UK Parliament Debates Energy Storage

It’s all go on the energy storage front in the UK. Yesterday not only was V2G mentioned in the mainstream media but it was also debated by a committee in the House of Commons. The summary of the Energy Bill [Lords] 2015-16 states that it is:

A Bill to make provision about the Oil and Gas Authority and its functions; to make provision about fees in respect of activities relating to oil, gas, carbon dioxide and pipelines; to make provision about wind power; and for connected purposes.

I presume energy storage must count as a “connected purpose”, since the proposed New Clause 14 which was under discussion yesterday, reads as follows:

Electricity storage

(1) Section 4 of the electricity Act 1989 is amended as follows.

(2) After subsection (1)(c) insert—

“(d) stores electricity for the purpose of giving a supply to any premises or enabling a supply to be so given,”

(3) At end of subsection (4) insert—

““Store” means the conversion of electricity into a form of energy which can be stored, the storing of the energy which has been so converted and the reconversion of the stored energy into electrical energy in devices with an individual capacity of more than 50MW.”

(4) Section 6 of the electricity Act 1989 is amended as follows.
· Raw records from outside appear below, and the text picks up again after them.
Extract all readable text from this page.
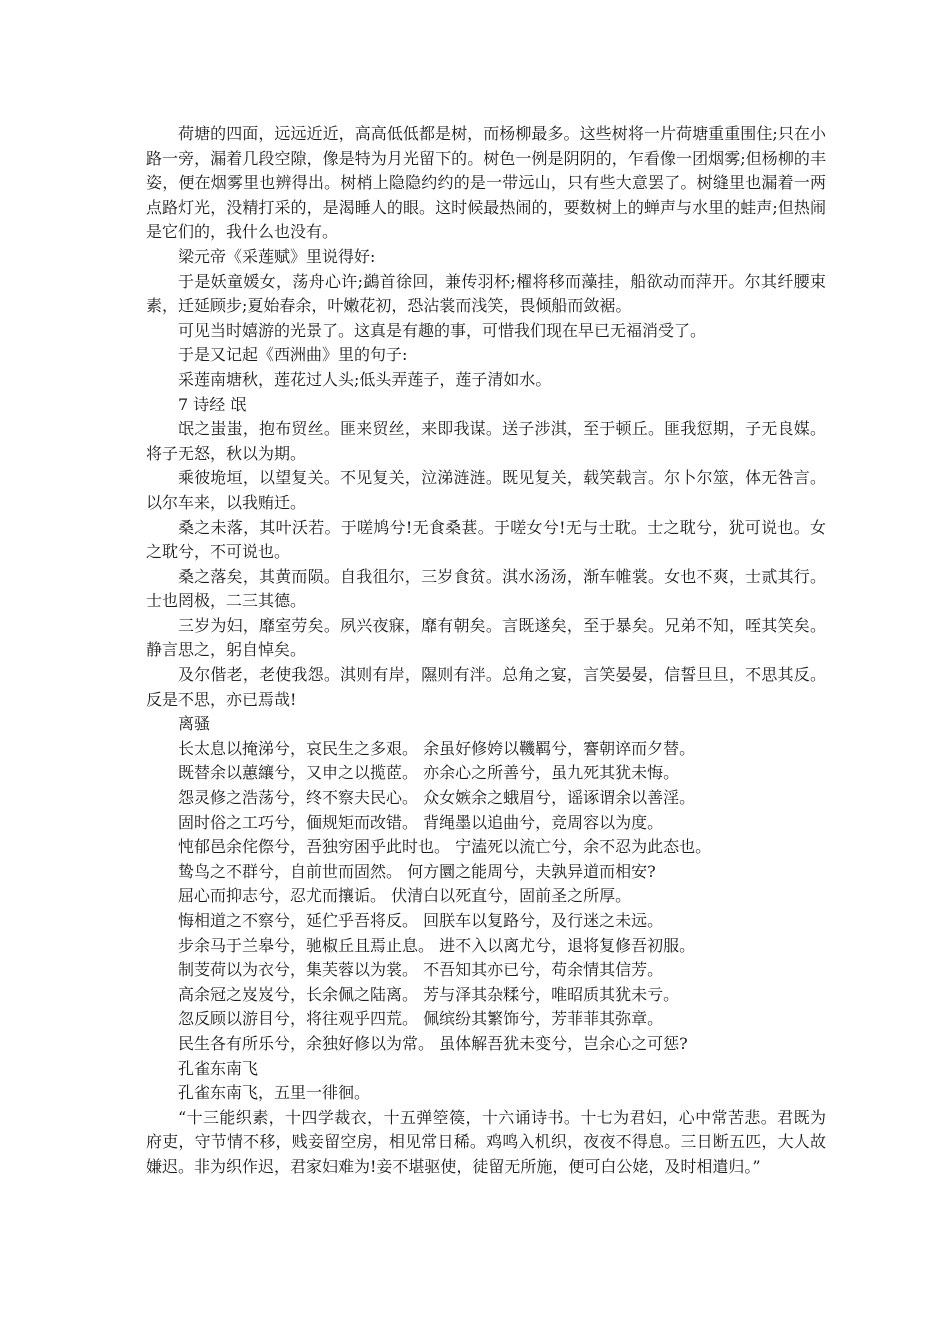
荷塘的四面，远远近近，高高低低都是树，而杨柳最多。这些树将一片荷塘重重围住;只在小路一旁，漏着几段空隙，像是特为月光留下的。树色一例是阴阴的，乍看像一团烟雾;但杨柳的丰姿，便在烟雾里也辨得出。树梢上隐隐约约的是一带远山，只有些大意罢了。树缝里也漏着一两点路灯光，没精打采的，是渴睡人的眼。这时候最热闹的，要数树上的蝉声与水里的蛙声;但热闹是它们的，我什么也没有。

梁元帝《采莲赋》里说得好:

于是妖童媛女，荡舟心许;鷁首徐回，兼传羽杯;櫂将移而藻挂，船欲动而萍开。尔其纤腰束素，迁延顾步;夏始春余，叶嫩花初，恐沾裳而浅笑，畏倾船而敛裾。

可见当时嬉游的光景了。这真是有趣的事，可惜我们现在早已无福消受了。

于是又记起《西洲曲》里的句子:

采莲南塘秋，莲花过人头;低头弄莲子，莲子清如水。

7 诗经 氓

氓之蚩蚩，抱布贸丝。匪来贸丝，来即我谋。送子涉淇，至于顿丘。匪我愆期，子无良媒。将子无怒，秋以为期。

乘彼垝垣，以望复关。不见复关，泣涕涟涟。既见复关，载笑载言。尔卜尔筮，体无咎言。以尔车来，以我贿迁。

桑之未落，其叶沃若。于嗟鸠兮!无食桑葚。于嗟女兮!无与士耽。士之耽兮，犹可说也。女之耽兮，不可说也。

桑之落矣，其黄而陨。自我徂尔，三岁食贫。淇水汤汤，渐车帷裳。女也不爽，士贰其行。士也罔极，二三其德。

三岁为妇，靡室劳矣。夙兴夜寐，靡有朝矣。言既遂矣，至于暴矣。兄弟不知，咥其笑矣。静言思之，躬自悼矣。

及尔偕老，老使我怨。淇则有岸，隰则有泮。总角之宴，言笑晏晏，信誓旦旦，不思其反。反是不思，亦已焉哉!

离骚

长太息以掩涕兮，哀民生之多艰。 余虽好修姱以鞿羁兮，謇朝谇而夕替。

既替余以蕙纕兮，又申之以揽茝。 亦余心之所善兮，虽九死其犹未悔。

怨灵修之浩荡兮，终不察夫民心。 众女嫉余之蛾眉兮，谣诼谓余以善淫。

固时俗之工巧兮，偭规矩而改错。 背绳墨以追曲兮，竞周容以为度。

忳郁邑余侘傺兮，吾独穷困乎此时也。 宁溘死以流亡兮，余不忍为此态也。

鸷鸟之不群兮，自前世而固然。 何方圜之能周兮，夫孰异道而相安?

屈心而抑志兮，忍尤而攘诟。 伏清白以死直兮，固前圣之所厚。

悔相道之不察兮，延伫乎吾将反。 回朕车以复路兮，及行迷之未远。

步余马于兰皋兮，驰椒丘且焉止息。 进不入以离尤兮，退将复修吾初服。

制芰荷以为衣兮，集芙蓉以为裳。 不吾知其亦已兮，苟余情其信芳。

高余冠之岌岌兮，长余佩之陆离。 芳与泽其杂糅兮，唯昭质其犹未亏。

忽反顾以游目兮，将往观乎四荒。 佩缤纷其繁饰兮，芳菲菲其弥章。

民生各有所乐兮，余独好修以为常。 虽体解吾犹未变兮，岂余心之可惩?

孔雀东南飞

孔雀东南飞，五里一徘徊。

“十三能织素，十四学裁衣，十五弹箜篌，十六诵诗书。十七为君妇，心中常苦悲。君既为府吏，守节情不移，贱妾留空房，相见常日稀。鸡鸣入机织，夜夜不得息。三日断五匹，大人故嫌迟。非为织作迟，君家妇难为!妾不堪驱使，徒留无所施，便可白公姥，及时相遣归。”
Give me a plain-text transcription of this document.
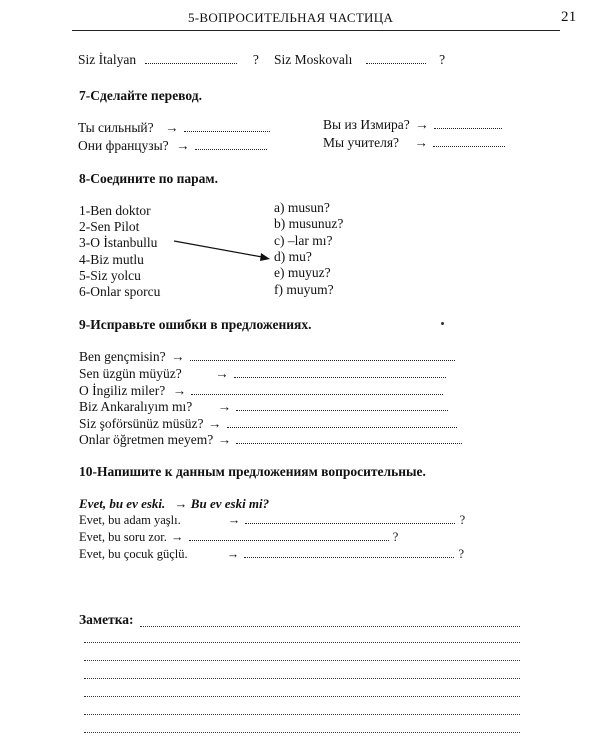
5-ВОПРОСИТЕЛЬНАЯ ЧАСТИЦА	21
Siz İtalyan	? Siz Moskovalı	?
7-Сделайте перевод.
Ты сильный? →
Они французы? →
Вы из Измира? →
Мы учителя? →
8-Соедините по парам.
1-Ben doktor
2-Sen Pilot
3-O İstanbullu
4-Biz mutlu
5-Siz yolcu
6-Onlar sporcu
a) musun?
b) musunuz?
c) –lar mı?
d) mu?
e) muyuz?
f) muyum?
9-Исправьте ошибки в предложениях.
Ben gençmisin? →
Sen üzgün müyüz? →
O İngiliz miler? →
Biz Ankaralıyım mı? →
Siz şoförsünüz müsüz? →
Onlar öğretmen meyem? →
10-Напишите к данным предложениям вопросительные.
Evet, bu ev eski. → Bu ev eski mi?
Evet, bu adam yaşlı.	→	?
Evet, bu soru zor. →	?
Evet, bu çocuk güçlü.	→	?
Заметка:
(5) After subsection (1)(d) insert—

“(e) a licence authorising a person to store electricity for the purpose of giving a supply to any premises or enabling a supply to be so given (‘a storage licence’);”
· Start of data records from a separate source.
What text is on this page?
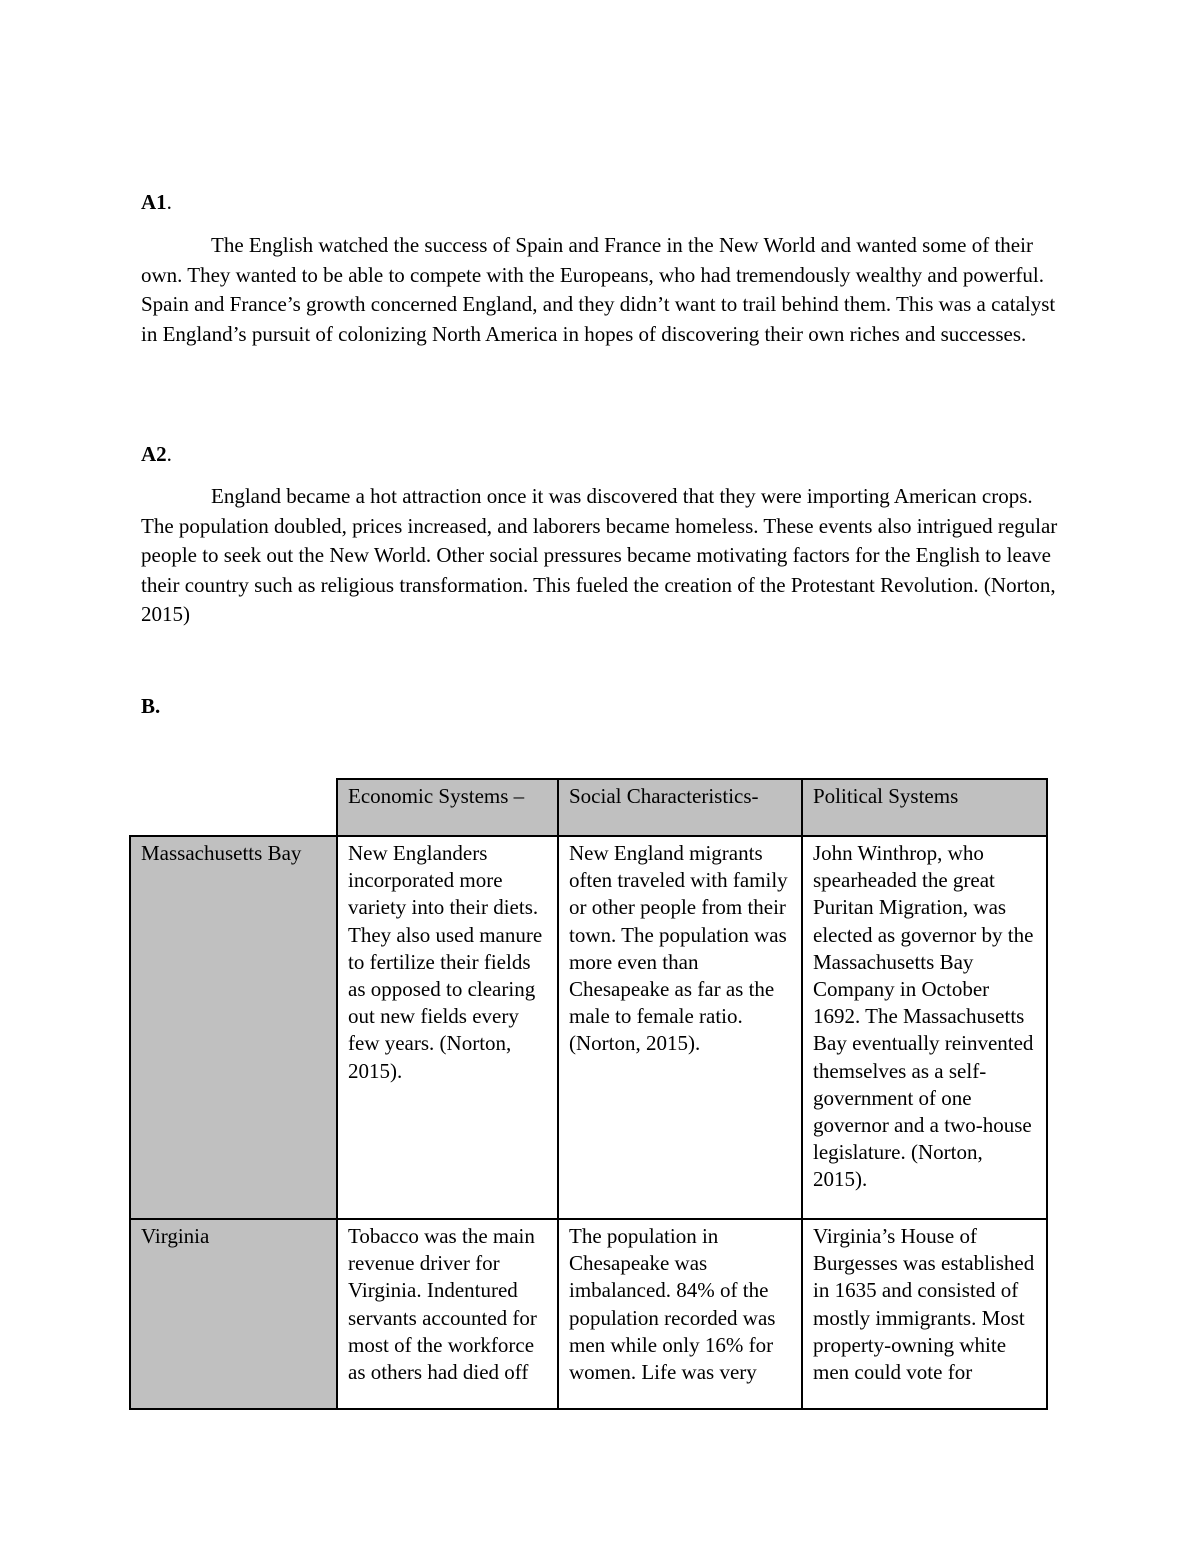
A1.

The English watched the success of Spain and France in the New World and wanted some of their own. They wanted to be able to compete with the Europeans, who had tremendously wealthy and powerful. Spain and France’s growth concerned England, and they didn’t want to trail behind them. This was a catalyst in England’s pursuit of colonizing North America in hopes of discovering their own riches and successes.

A2.

England became a hot attraction once it was discovered that they were importing American crops. The population doubled, prices increased, and laborers became homeless. These events also intrigued regular people to seek out the New World. Other social pressures became motivating factors for the English to leave their country such as religious transformation. This fueled the creation of the Protestant Revolution. (Norton, 2015)

B.

	Economic Systems –	Social Characteristics-	Political Systems

Massachusetts Bay	New Englanders incorporated more variety into their diets. They also used manure to fertilize their fields as opposed to clearing out new fields every few years. (Norton, 2015).	New England migrants often traveled with family or other people from their town. The population was more even than Chesapeake as far as the male to female ratio. (Norton, 2015).	John Winthrop, who spearheaded the great Puritan Migration, was elected as governor by the Massachusetts Bay Company in October 1692. The Massachusetts Bay eventually reinvented themselves as a self-government of one governor and a two-house legislature. (Norton, 2015).

Virginia	Tobacco was the main revenue driver for Virginia. Indentured servants accounted for most of the workforce as others had died off	The population in Chesapeake was imbalanced. 84% of the population recorded was men while only 16% for women. Life was very	Virginia’s House of Burgesses was established in 1635 and consisted of mostly immigrants. Most property-owning white men could vote for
(6) After subsection (2) insert—

“(2ZA) In addition to holding a storage licence, the same person may be a holder of—

(a) a distribution licence,

(b) a transmission licence, or

(c) a generation licence.

(2ZB) The Secretary of State may by order determine the circumstances under which a person may hold a storage licence in addition to a distribution licence, a transmission licence or a generation licence under subsection (2ZA).

Events in The House were recorded for posterity, and the debate about NC14 can be seen in this video:

In some of the edited highlights Dr. Alan Whitehead, who is Shadow Minister for Energy and Climate Change, pointed out that:

A number of the issues we have discussed in the Committee—intermittency of wind, base-load problems and a whole range of other issues—can begin to be addressed by battery storage of electricity.

For example, if a battery storage system is attached to a solar array, the life of that solar array can be extended far beyond the period during the day when the sun shines. Clearly, the power that comes from it can go right through the night. We are already seeing that effect, to a minor extent, with solar arrays on streetlights, but on a much larger scale it could revolutionise the way in which solar is used in future.

Battery storage can also be used in relation to wind. We have heard that wind, quite self-evidently, does not always blow, and sometimes when it does blow, it blows rather a lot. Ensuring that the capturing of that variability is smoothed out into a regular supply through the attachment of battery storage to the wind turbine is clearly a positive step forward as far as wind supply is concerned.

However Andrea Leadsom, who is The Minister of State at the Department of Energy and Climate Change ultimately responded by saying:

On this last new clause, I am as keen as mustard on electricity storage; it has a vital contribution to make to dealing with intermittency and I wish we were five years ahead—it will be interesting to see how much we have managed to achieve in creating this new ability to store intermittent generation.

New clause 14 would create a new licence category for electricity storage operators and allow other licence holders, such as generators and transmission and distribution network operators, to hold an electricity storage licence. The creation of a separate electricity storage licence is an option that is being considered by my Department and one of a number of issues for storage operators to be included in a call for evidence in the spring. This will enable us to test it against other options, which may be less regulatory and burdensome, more targeted and, importantly, faster to implement. So, much as I would love to say, on this very last new clause, that we agree with the hon. Gentleman, the problem is that licensing storage now would be premature. Indeed, the Electricity Storage Network, which is a key trade body for the storage industry, has criticised this new clause on the grounds that it

“pre-empts the current work by the Department” and

“may hinder, rather than help, the progress of well thought-out strategies to support … the storage industry.”

following which Dr. Whitehead withdrew his proposed amendment.

All of which does rather beg the question of what “well thought-out strategies to support the storage industry” here in the United Kingdom will eventually look like, and whether they will accommodate “EV owners”, “Communities” and/or “Aggregators” as well as Distribution Network Operators, Transmission System Operators and electricity generators, whether distributed or centralised.